Accordingly, at the start, we reject the First-Worldist approach that tends to universalize every issue, and so ideas like those that “all cops are bastards” (ACAB) and sadists or, contrary to them, that the police are “working class”, have no political significance to us.
The police is a repressive apparatus of the state (which is an institutionalized form of class and identity relations), so it is clear that it cannot be viewed in isolation from it. It follows that the attitude towards a given state also determines the attitude towards its police.
Therefore, position of the state in the world-system also shapes the primary function of its police. The higher the state is positioned in the hierarchy of the world capitalist economy, the more it is able to invest in its own society and thereby ensure social peace, so police repression is less pronounced (in some of them the police are not even armed). Such an internal organization is more often defended from the outside, so the role of repression is taken over by the army (or military alliances), which, by engaging abroad, ensures an unhindered flow of profits to the states of the center (you’ve all heard of the name “world policemen”); and by the border police that seek to prevent labor mobility.
Those states of the center with a relatively high rate of immigration deviate from this pattern; and so do those built on settler colonialism (e.g. USA, Israel, Australia, South Africa, etc.) where the repressive apparatus was in the service of maintaining the colonial order, and where the internally colonized were subsequently integrated into society as the most oppressed class (with the exception of Canada, in which case the natives are reduced to a statistical error).
On the other hand, the lower the country is positioned in the world-system hierarchy, the more pronounced the police brutality. In the peripheral states, the comprador bourgeoisie perform management and supervisory functions in the process of exploitation of their own lands and the transfer of value to the states of the center. In addition to the police (in the fight against social unrest or high crime rates), they often rely on the army, which suppresses regional rebellions or simply establishes military dictatorships when the civil authorities prove to be insufficiently stable.
Before we address the capitalist semi-periphery (of which we ourselves are a part), let’s also mention the states of real-socialism, where state repression is mainly aimed at reactionary forces that advocate the restoration of capitalism, separatism, etc. The image of a Chinese policeman wearing a Che Guevara T-shirt (illustration) standing with his colleagues for the decolonization of Hong Kong and carrying out violence against pro-imperialist protesters is still remembered by many.

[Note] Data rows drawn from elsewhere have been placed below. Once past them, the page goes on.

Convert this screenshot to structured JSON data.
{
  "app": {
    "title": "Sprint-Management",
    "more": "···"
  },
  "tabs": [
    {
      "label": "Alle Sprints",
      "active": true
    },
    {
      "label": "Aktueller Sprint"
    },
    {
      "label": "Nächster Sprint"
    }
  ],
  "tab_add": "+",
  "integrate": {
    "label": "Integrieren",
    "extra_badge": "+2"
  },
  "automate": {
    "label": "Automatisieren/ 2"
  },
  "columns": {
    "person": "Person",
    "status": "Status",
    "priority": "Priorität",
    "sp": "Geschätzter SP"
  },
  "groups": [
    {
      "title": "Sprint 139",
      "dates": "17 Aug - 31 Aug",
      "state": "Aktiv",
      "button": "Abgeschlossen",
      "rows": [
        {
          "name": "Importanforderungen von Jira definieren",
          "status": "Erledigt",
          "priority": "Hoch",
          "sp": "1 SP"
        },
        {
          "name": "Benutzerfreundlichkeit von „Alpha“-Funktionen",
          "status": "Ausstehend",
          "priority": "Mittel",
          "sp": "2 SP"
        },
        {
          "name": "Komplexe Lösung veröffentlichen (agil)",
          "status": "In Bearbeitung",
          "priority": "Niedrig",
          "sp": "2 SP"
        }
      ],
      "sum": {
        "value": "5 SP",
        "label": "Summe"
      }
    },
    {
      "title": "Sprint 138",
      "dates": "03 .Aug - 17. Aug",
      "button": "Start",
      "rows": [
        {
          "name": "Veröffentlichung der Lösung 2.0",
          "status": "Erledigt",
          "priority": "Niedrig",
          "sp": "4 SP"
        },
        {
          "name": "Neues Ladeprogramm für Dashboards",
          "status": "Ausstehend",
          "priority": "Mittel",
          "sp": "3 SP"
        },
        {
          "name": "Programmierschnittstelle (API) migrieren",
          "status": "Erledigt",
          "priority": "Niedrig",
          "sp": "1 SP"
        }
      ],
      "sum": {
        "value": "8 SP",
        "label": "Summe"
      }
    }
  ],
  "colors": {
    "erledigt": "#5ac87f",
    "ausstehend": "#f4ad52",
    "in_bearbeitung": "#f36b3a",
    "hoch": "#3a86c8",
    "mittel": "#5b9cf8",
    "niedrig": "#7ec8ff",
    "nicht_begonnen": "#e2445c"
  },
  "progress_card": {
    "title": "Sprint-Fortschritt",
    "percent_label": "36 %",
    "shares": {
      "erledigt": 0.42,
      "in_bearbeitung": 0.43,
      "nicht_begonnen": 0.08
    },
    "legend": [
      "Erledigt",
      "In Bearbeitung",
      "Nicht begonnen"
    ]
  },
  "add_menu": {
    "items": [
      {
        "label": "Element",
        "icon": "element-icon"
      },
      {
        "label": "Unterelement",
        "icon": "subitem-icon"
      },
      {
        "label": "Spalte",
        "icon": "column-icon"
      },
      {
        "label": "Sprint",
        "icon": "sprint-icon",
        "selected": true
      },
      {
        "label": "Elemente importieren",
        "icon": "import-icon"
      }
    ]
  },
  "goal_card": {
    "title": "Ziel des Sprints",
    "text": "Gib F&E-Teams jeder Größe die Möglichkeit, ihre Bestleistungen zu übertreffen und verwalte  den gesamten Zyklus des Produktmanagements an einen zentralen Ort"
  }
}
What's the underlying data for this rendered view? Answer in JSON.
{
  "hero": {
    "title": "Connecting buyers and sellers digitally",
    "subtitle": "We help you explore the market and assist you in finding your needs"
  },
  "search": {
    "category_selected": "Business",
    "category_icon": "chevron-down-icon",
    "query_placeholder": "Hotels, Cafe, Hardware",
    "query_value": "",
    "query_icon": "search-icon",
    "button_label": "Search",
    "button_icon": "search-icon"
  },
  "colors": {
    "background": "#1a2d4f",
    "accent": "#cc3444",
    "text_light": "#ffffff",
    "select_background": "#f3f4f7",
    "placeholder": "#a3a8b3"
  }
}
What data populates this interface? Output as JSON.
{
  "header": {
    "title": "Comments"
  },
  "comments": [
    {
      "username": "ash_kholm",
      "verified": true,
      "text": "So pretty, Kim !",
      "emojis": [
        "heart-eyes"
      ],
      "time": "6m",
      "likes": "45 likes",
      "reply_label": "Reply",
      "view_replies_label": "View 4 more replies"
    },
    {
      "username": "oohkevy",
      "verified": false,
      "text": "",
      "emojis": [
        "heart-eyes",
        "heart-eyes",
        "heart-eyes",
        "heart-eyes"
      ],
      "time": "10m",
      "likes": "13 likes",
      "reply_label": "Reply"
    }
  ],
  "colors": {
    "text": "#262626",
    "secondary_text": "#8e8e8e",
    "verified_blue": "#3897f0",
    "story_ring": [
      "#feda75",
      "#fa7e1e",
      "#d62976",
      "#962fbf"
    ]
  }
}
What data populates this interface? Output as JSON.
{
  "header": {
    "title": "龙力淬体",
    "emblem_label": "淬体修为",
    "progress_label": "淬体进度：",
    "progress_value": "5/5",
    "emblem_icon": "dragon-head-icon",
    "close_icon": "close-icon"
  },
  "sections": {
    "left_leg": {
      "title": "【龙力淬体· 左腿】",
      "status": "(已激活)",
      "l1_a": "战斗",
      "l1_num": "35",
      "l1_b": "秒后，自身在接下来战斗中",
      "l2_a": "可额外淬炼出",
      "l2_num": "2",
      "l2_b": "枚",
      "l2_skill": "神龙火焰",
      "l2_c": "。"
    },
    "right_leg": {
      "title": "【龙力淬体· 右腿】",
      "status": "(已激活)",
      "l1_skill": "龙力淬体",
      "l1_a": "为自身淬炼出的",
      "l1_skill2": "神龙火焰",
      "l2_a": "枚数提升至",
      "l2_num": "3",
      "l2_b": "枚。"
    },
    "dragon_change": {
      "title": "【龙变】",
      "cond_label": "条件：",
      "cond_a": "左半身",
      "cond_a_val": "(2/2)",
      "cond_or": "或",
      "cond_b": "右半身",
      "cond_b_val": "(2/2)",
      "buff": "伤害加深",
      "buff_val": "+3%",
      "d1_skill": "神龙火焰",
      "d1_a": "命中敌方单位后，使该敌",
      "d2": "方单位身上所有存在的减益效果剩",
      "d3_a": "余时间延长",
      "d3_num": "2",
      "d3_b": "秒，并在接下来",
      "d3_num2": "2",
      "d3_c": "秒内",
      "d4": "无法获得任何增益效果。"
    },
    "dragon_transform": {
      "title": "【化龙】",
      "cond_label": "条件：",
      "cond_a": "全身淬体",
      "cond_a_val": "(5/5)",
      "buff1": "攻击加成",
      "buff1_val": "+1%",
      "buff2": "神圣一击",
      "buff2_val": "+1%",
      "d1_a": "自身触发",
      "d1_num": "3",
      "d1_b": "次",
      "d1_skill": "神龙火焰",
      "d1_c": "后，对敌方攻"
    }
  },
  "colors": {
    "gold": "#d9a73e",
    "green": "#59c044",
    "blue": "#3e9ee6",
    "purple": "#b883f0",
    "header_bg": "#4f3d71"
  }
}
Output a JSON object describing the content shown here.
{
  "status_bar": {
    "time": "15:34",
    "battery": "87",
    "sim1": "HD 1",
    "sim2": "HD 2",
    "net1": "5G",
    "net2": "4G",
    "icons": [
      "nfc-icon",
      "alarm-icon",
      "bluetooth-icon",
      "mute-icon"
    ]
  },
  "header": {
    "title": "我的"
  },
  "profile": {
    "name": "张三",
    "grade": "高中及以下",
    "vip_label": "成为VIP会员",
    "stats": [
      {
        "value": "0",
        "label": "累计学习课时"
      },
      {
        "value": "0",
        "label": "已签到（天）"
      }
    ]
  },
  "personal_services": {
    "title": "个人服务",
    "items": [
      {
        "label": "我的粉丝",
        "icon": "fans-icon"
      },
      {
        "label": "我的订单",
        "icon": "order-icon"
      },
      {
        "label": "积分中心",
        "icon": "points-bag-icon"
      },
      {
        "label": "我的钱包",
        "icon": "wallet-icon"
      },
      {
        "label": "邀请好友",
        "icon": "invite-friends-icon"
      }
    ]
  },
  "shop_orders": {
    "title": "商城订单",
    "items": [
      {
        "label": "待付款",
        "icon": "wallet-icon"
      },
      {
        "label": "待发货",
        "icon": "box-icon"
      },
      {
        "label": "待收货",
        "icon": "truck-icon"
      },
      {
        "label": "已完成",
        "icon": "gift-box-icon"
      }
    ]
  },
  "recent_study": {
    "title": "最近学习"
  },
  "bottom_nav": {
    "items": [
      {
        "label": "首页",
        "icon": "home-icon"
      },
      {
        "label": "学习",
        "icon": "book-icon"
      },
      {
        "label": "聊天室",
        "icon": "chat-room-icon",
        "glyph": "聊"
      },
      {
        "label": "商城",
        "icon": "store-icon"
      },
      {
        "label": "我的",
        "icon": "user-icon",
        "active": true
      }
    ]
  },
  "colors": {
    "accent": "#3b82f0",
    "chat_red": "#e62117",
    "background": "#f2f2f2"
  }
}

To address the attitude towards the police of semi-peripheral countries, one should note that those states could be progressive or reactionary, which primarily depends upon their attitude towards our principal contradiction – Imperialism. It does not take much wisdom to conclude that the police of Venezuela and Haiti do not play the same political role.
Finally, let’s also mention Serbia, which in post-socialism, due to its various specificities, has not yet been brought to a stable course, so it contains a lot of – some progressive, some reactionary – political expressions. In this case, when police violence is directed against communists, anarchists, labor strikes, forced evictions, etc. it is, of course, reactionary; yet when it is directed against fascists, the so-called “alt-right” and pro-Western liberals it is quite tolerable.
Here we could also follow up on the current issue of mandatory military service. Unlike liberals (who are anti) and conservatives (who are pro), we will by no means isolate that question from the question of imperialism. Therefore, as long as Serbia is militarily (but also politically) neutral, and is not formally part of the imperialist alliances (EU/NATO) that carry out structural and military violence against oppressed nations, we consider mandatory military service positive and useful. If at some point it joined those alliances, our position would change. Accordingly, we believe that comrades in Croatia or Macedonia should oppose such tendencies, while in Serbia they should support them.